As president, he will represent the state's physicians before the legislature, and anticipates it will be a demanding responsibility. He listed five key issues he plans to focus on. The first is tort reform, which would mean lobbying in favor of a malpractice reform legislation he hopes will be introduced and against attempts to water down a "certificate of merit" requirement that is a kind of pre-trial test of malpractice cases.

He also wants to keep attention focused on the need to fix the sustainable growth rate formula for Medicare rates, and to raise Medicaid reimbursement rates so they're closer to Medicare rates. Currently, he said, the rates are so low - about 20 percent of what a physician would be paid for the same service under Medicare - that many physicians opt not to take Medicaid patients, increasing the burden on those who do. He also plans to lobby on behalf of reforming antitrust laws that he said place unnecessary constraints on physicians.

"I'll get involved with anything that's health care related," he said.

The fifth issue is a longstanding personal interest for him and his wife. The couple volunteers with groups that work against domestic violence. Now, Foley would like to get the medical society involved in supporting programs of the Connecticut Coalition Against Domestic Violence, and re-emphasizing physicians' roles in directing patients who are victims into assistance programs.

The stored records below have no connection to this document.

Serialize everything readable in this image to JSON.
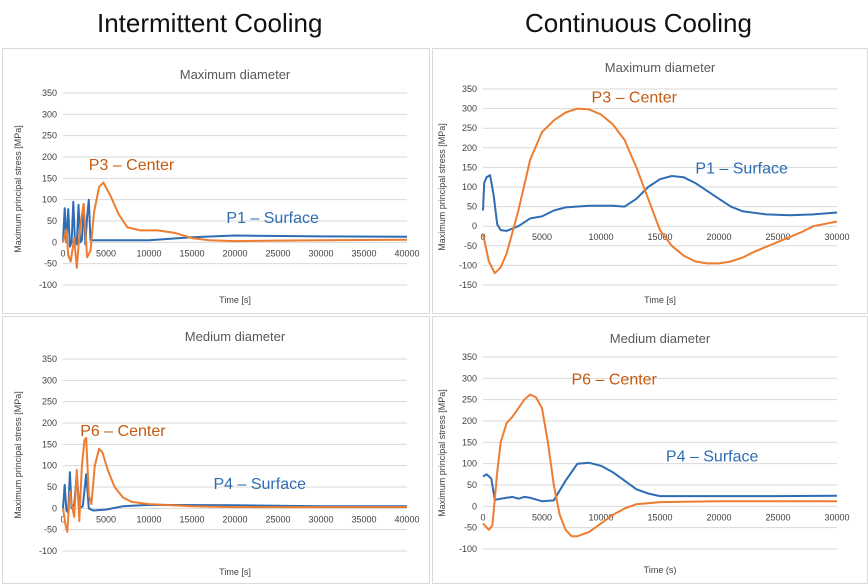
{
  "headers": {
    "left": "Intermittent Cooling",
    "right": "Continuous Cooling"
  },
  "colors": {
    "surface": "#2e6db4",
    "center": "#ed7d31",
    "grid": "#d9d9d9",
    "title": "#595959",
    "axis_text": "#404040"
  },
  "chart_data": [
    {
      "type": "line",
      "title": "Maximum diameter",
      "xlabel": "Time [s]",
      "ylabel": "Maximum principal stress [MPa]",
      "xlim": [
        0,
        40000
      ],
      "xticks": [
        0,
        5000,
        10000,
        15000,
        20000,
        25000,
        30000,
        35000,
        40000
      ],
      "ylim": [
        -100,
        350
      ],
      "yticks": [
        -100,
        -50,
        0,
        50,
        100,
        150,
        200,
        250,
        300,
        350
      ],
      "grid": true,
      "series": [
        {
          "name": "P1 – Surface",
          "color": "#2e6db4",
          "points": [
            [
              0,
              0
            ],
            [
              200,
              80
            ],
            [
              400,
              0
            ],
            [
              600,
              78
            ],
            [
              800,
              -10
            ],
            [
              1000,
              0
            ],
            [
              1200,
              95
            ],
            [
              1400,
              0
            ],
            [
              1600,
              -5
            ],
            [
              1800,
              88
            ],
            [
              2000,
              0
            ],
            [
              2200,
              5
            ],
            [
              2400,
              90
            ],
            [
              2600,
              -5
            ],
            [
              2800,
              60
            ],
            [
              3000,
              100
            ],
            [
              3200,
              5
            ],
            [
              3600,
              5
            ],
            [
              5000,
              5
            ],
            [
              10000,
              5
            ],
            [
              15000,
              12
            ],
            [
              20000,
              16
            ],
            [
              30000,
              14
            ],
            [
              40000,
              13
            ]
          ]
        },
        {
          "name": "P3 – Center",
          "color": "#ed7d31",
          "points": [
            [
              0,
              0
            ],
            [
              400,
              30
            ],
            [
              600,
              -30
            ],
            [
              900,
              -45
            ],
            [
              1300,
              10
            ],
            [
              1600,
              -60
            ],
            [
              2000,
              40
            ],
            [
              2400,
              90
            ],
            [
              2800,
              -35
            ],
            [
              3200,
              -20
            ],
            [
              3600,
              70
            ],
            [
              4200,
              130
            ],
            [
              4700,
              140
            ],
            [
              5500,
              110
            ],
            [
              6500,
              65
            ],
            [
              7500,
              35
            ],
            [
              9000,
              28
            ],
            [
              11000,
              28
            ],
            [
              13000,
              22
            ],
            [
              15000,
              10
            ],
            [
              17000,
              5
            ],
            [
              20000,
              3
            ],
            [
              25000,
              4
            ],
            [
              30000,
              5
            ],
            [
              40000,
              6
            ]
          ]
        }
      ]
    },
    {
      "type": "line",
      "title": "Maximum diameter",
      "xlabel": "Time [s]",
      "ylabel": "Maximum principal stress [MPa]",
      "xlim": [
        0,
        30000
      ],
      "xticks": [
        0,
        5000,
        10000,
        15000,
        20000,
        25000,
        30000
      ],
      "ylim": [
        -150,
        350
      ],
      "yticks": [
        -150,
        -100,
        -50,
        0,
        50,
        100,
        150,
        200,
        250,
        300,
        350
      ],
      "grid": true,
      "series": [
        {
          "name": "P1 – Surface",
          "color": "#2e6db4",
          "points": [
            [
              0,
              40
            ],
            [
              100,
              110
            ],
            [
              300,
              125
            ],
            [
              600,
              130
            ],
            [
              900,
              80
            ],
            [
              1200,
              5
            ],
            [
              1500,
              -10
            ],
            [
              2000,
              -12
            ],
            [
              3000,
              0
            ],
            [
              4000,
              20
            ],
            [
              5000,
              25
            ],
            [
              6000,
              40
            ],
            [
              7000,
              48
            ],
            [
              9000,
              52
            ],
            [
              11000,
              52
            ],
            [
              12000,
              50
            ],
            [
              13000,
              70
            ],
            [
              14000,
              100
            ],
            [
              15000,
              120
            ],
            [
              16000,
              128
            ],
            [
              17000,
              125
            ],
            [
              18000,
              110
            ],
            [
              19000,
              90
            ],
            [
              20000,
              70
            ],
            [
              21000,
              50
            ],
            [
              22000,
              38
            ],
            [
              24000,
              30
            ],
            [
              26000,
              28
            ],
            [
              28000,
              30
            ],
            [
              30000,
              35
            ]
          ]
        },
        {
          "name": "P3 – Center",
          "color": "#ed7d31",
          "points": [
            [
              0,
              -20
            ],
            [
              500,
              -90
            ],
            [
              1000,
              -120
            ],
            [
              1500,
              -105
            ],
            [
              2000,
              -70
            ],
            [
              3000,
              40
            ],
            [
              4000,
              170
            ],
            [
              5000,
              240
            ],
            [
              6000,
              270
            ],
            [
              7000,
              290
            ],
            [
              8000,
              300
            ],
            [
              9000,
              298
            ],
            [
              10000,
              285
            ],
            [
              11000,
              260
            ],
            [
              12000,
              220
            ],
            [
              13000,
              150
            ],
            [
              14000,
              70
            ],
            [
              15000,
              -10
            ],
            [
              16000,
              -50
            ],
            [
              17000,
              -75
            ],
            [
              18000,
              -90
            ],
            [
              19000,
              -95
            ],
            [
              20000,
              -95
            ],
            [
              21000,
              -90
            ],
            [
              22000,
              -80
            ],
            [
              23000,
              -65
            ],
            [
              25000,
              -40
            ],
            [
              27000,
              -15
            ],
            [
              28000,
              0
            ],
            [
              30000,
              12
            ]
          ]
        }
      ]
    },
    {
      "type": "line",
      "title": "Medium diameter",
      "xlabel": "Time [s]",
      "ylabel": "Maximum principal stress [MPa]",
      "xlim": [
        0,
        40000
      ],
      "xticks": [
        0,
        5000,
        10000,
        15000,
        20000,
        25000,
        30000,
        35000,
        40000
      ],
      "ylim": [
        -100,
        350
      ],
      "yticks": [
        -100,
        -50,
        0,
        50,
        100,
        150,
        200,
        250,
        300,
        350
      ],
      "grid": true,
      "series": [
        {
          "name": "P4 – Surface",
          "color": "#2e6db4",
          "points": [
            [
              0,
              0
            ],
            [
              200,
              55
            ],
            [
              400,
              -5
            ],
            [
              600,
              -10
            ],
            [
              800,
              85
            ],
            [
              1000,
              0
            ],
            [
              1300,
              10
            ],
            [
              1600,
              80
            ],
            [
              1900,
              0
            ],
            [
              2300,
              5
            ],
            [
              2700,
              80
            ],
            [
              3000,
              0
            ],
            [
              3500,
              -5
            ],
            [
              5000,
              -3
            ],
            [
              7000,
              5
            ],
            [
              10000,
              8
            ],
            [
              20000,
              7
            ],
            [
              30000,
              5
            ],
            [
              40000,
              5
            ]
          ]
        },
        {
          "name": "P6 – Center",
          "color": "#ed7d31",
          "points": [
            [
              0,
              0
            ],
            [
              300,
              -40
            ],
            [
              500,
              -55
            ],
            [
              800,
              40
            ],
            [
              1000,
              10
            ],
            [
              1300,
              -20
            ],
            [
              1600,
              90
            ],
            [
              1900,
              -30
            ],
            [
              2200,
              100
            ],
            [
              2500,
              160
            ],
            [
              2700,
              165
            ],
            [
              3000,
              30
            ],
            [
              3300,
              10
            ],
            [
              3700,
              100
            ],
            [
              4200,
              140
            ],
            [
              4600,
              130
            ],
            [
              5200,
              90
            ],
            [
              6000,
              50
            ],
            [
              7000,
              25
            ],
            [
              8000,
              15
            ],
            [
              10000,
              10
            ],
            [
              15000,
              5
            ],
            [
              20000,
              3
            ],
            [
              40000,
              3
            ]
          ]
        }
      ]
    },
    {
      "type": "line",
      "title": "Medium diameter",
      "xlabel": "Time (s)",
      "ylabel": "Maximum principal stress [MPa]",
      "xlim": [
        0,
        30000
      ],
      "xticks": [
        0,
        5000,
        10000,
        15000,
        20000,
        25000,
        30000
      ],
      "ylim": [
        -100,
        350
      ],
      "yticks": [
        -100,
        -50,
        0,
        50,
        100,
        150,
        200,
        250,
        300,
        350
      ],
      "grid": true,
      "series": [
        {
          "name": "P4 – Surface",
          "color": "#2e6db4",
          "points": [
            [
              0,
              70
            ],
            [
              300,
              75
            ],
            [
              700,
              65
            ],
            [
              1000,
              15
            ],
            [
              1500,
              18
            ],
            [
              2000,
              20
            ],
            [
              2500,
              22
            ],
            [
              3000,
              18
            ],
            [
              3500,
              22
            ],
            [
              4000,
              20
            ],
            [
              5000,
              12
            ],
            [
              6000,
              14
            ],
            [
              7000,
              60
            ],
            [
              8000,
              100
            ],
            [
              9000,
              102
            ],
            [
              10000,
              95
            ],
            [
              11000,
              80
            ],
            [
              12000,
              60
            ],
            [
              13000,
              40
            ],
            [
              14000,
              30
            ],
            [
              15000,
              24
            ],
            [
              20000,
              24
            ],
            [
              25000,
              24
            ],
            [
              30000,
              25
            ]
          ]
        },
        {
          "name": "P6 – Center",
          "color": "#ed7d31",
          "points": [
            [
              0,
              -40
            ],
            [
              500,
              -55
            ],
            [
              800,
              -45
            ],
            [
              1200,
              80
            ],
            [
              1500,
              150
            ],
            [
              2000,
              195
            ],
            [
              2500,
              210
            ],
            [
              3000,
              230
            ],
            [
              3500,
              250
            ],
            [
              4000,
              262
            ],
            [
              4500,
              255
            ],
            [
              5000,
              230
            ],
            [
              5500,
              150
            ],
            [
              6000,
              50
            ],
            [
              6500,
              -20
            ],
            [
              7000,
              -55
            ],
            [
              7500,
              -70
            ],
            [
              8000,
              -70
            ],
            [
              9000,
              -60
            ],
            [
              10000,
              -40
            ],
            [
              11000,
              -20
            ],
            [
              12000,
              -5
            ],
            [
              13000,
              5
            ],
            [
              15000,
              10
            ],
            [
              20000,
              12
            ],
            [
              30000,
              12
            ]
          ]
        }
      ]
    }
  ],
  "annotations": [
    {
      "text": "P3 –  Center",
      "color": "#c55a11",
      "dx": 3000,
      "dy": 170
    },
    {
      "text": "P1 – Surface",
      "color": "#2e6db4",
      "dx": 19000,
      "dy": 45
    },
    {
      "text": "P3 –  Center",
      "color": "#c55a11",
      "dx": 9200,
      "dy": 315
    },
    {
      "text": "P1 – Surface",
      "color": "#2e6db4",
      "dx": 18000,
      "dy": 135
    },
    {
      "text": "P6 –  Center",
      "color": "#c55a11",
      "dx": 2000,
      "dy": 170
    },
    {
      "text": "P4 – Surface",
      "color": "#2e6db4",
      "dx": 17500,
      "dy": 45
    },
    {
      "text": "P6 –  Center",
      "color": "#c55a11",
      "dx": 7500,
      "dy": 285
    },
    {
      "text": "P4 – Surface",
      "color": "#2e6db4",
      "dx": 15500,
      "dy": 105
    }
  ]
}
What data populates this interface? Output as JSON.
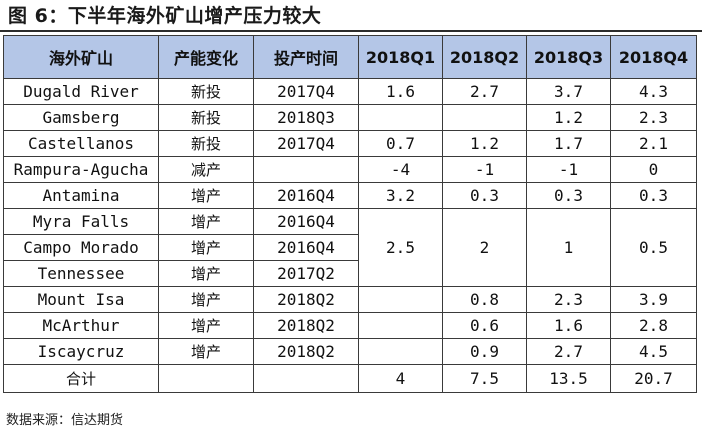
{
  "title": "图 6：下半年海外矿山增产压力较大",
  "table": {
    "headers": [
      "海外矿山",
      "产能变化",
      "投产时间",
      "2018Q1",
      "2018Q2",
      "2018Q3",
      "2018Q4"
    ],
    "rows": [
      {
        "mine": "Dugald River",
        "change": "新投",
        "start": "2017Q4",
        "q1": "1.6",
        "q2": "2.7",
        "q3": "3.7",
        "q4": "4.3"
      },
      {
        "mine": "Gamsberg",
        "change": "新投",
        "start": "2018Q3",
        "q1": "",
        "q2": "",
        "q3": "1.2",
        "q4": "2.3"
      },
      {
        "mine": "Castellanos",
        "change": "新投",
        "start": "2017Q4",
        "q1": "0.7",
        "q2": "1.2",
        "q3": "1.7",
        "q4": "2.1"
      },
      {
        "mine": "Rampura-Agucha",
        "change": "减产",
        "start": "",
        "q1": "-4",
        "q2": "-1",
        "q3": "-1",
        "q4": "0"
      },
      {
        "mine": "Antamina",
        "change": "增产",
        "start": "2016Q4",
        "q1": "3.2",
        "q2": "0.3",
        "q3": "0.3",
        "q4": "0.3"
      },
      {
        "mine": "Myra Falls",
        "change": "增产",
        "start": "2016Q4",
        "q1": "2.5",
        "q2": "2",
        "q3": "1",
        "q4": "0.5"
      },
      {
        "mine": "Campo Morado",
        "change": "增产",
        "start": "2016Q4"
      },
      {
        "mine": "Tennessee",
        "change": "增产",
        "start": "2017Q2"
      },
      {
        "mine": "Mount Isa",
        "change": "增产",
        "start": "2018Q2",
        "q1": "",
        "q2": "0.8",
        "q3": "2.3",
        "q4": "3.9"
      },
      {
        "mine": "McArthur",
        "change": "增产",
        "start": "2018Q2",
        "q1": "",
        "q2": "0.6",
        "q3": "1.6",
        "q4": "2.8"
      },
      {
        "mine": "Iscaycruz",
        "change": "增产",
        "start": "2018Q2",
        "q1": "",
        "q2": "0.9",
        "q3": "2.7",
        "q4": "4.5"
      }
    ],
    "total": {
      "label": "合计",
      "change": "",
      "start": "",
      "q1": "4",
      "q2": "7.5",
      "q3": "13.5",
      "q4": "20.7"
    }
  },
  "source": "数据来源：信达期货"
}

He also anticipates being involved in monitoring the state's creation of the health insurance exchange as the federal Affordable Care Act is implemented. Foley said he is supportive of the work of an affiliated group, the Connecticut State Medical Society Independent Practice Association, in creating a new nonprofit insurance offering, HealthyCT.

"I'm excited about it," he said. "I'm hopeful that it will be an insurance product that competes with what's in the market and is high quality."

Taking on the role of president of the medical society might seem like an unwieldy challenge for a physician with an already full schedule. Foley, however, believes it's necessary that he and other doctors make the time to get involved.

His message to fellow physicians is this: "If not us, then who? If not now, then when?"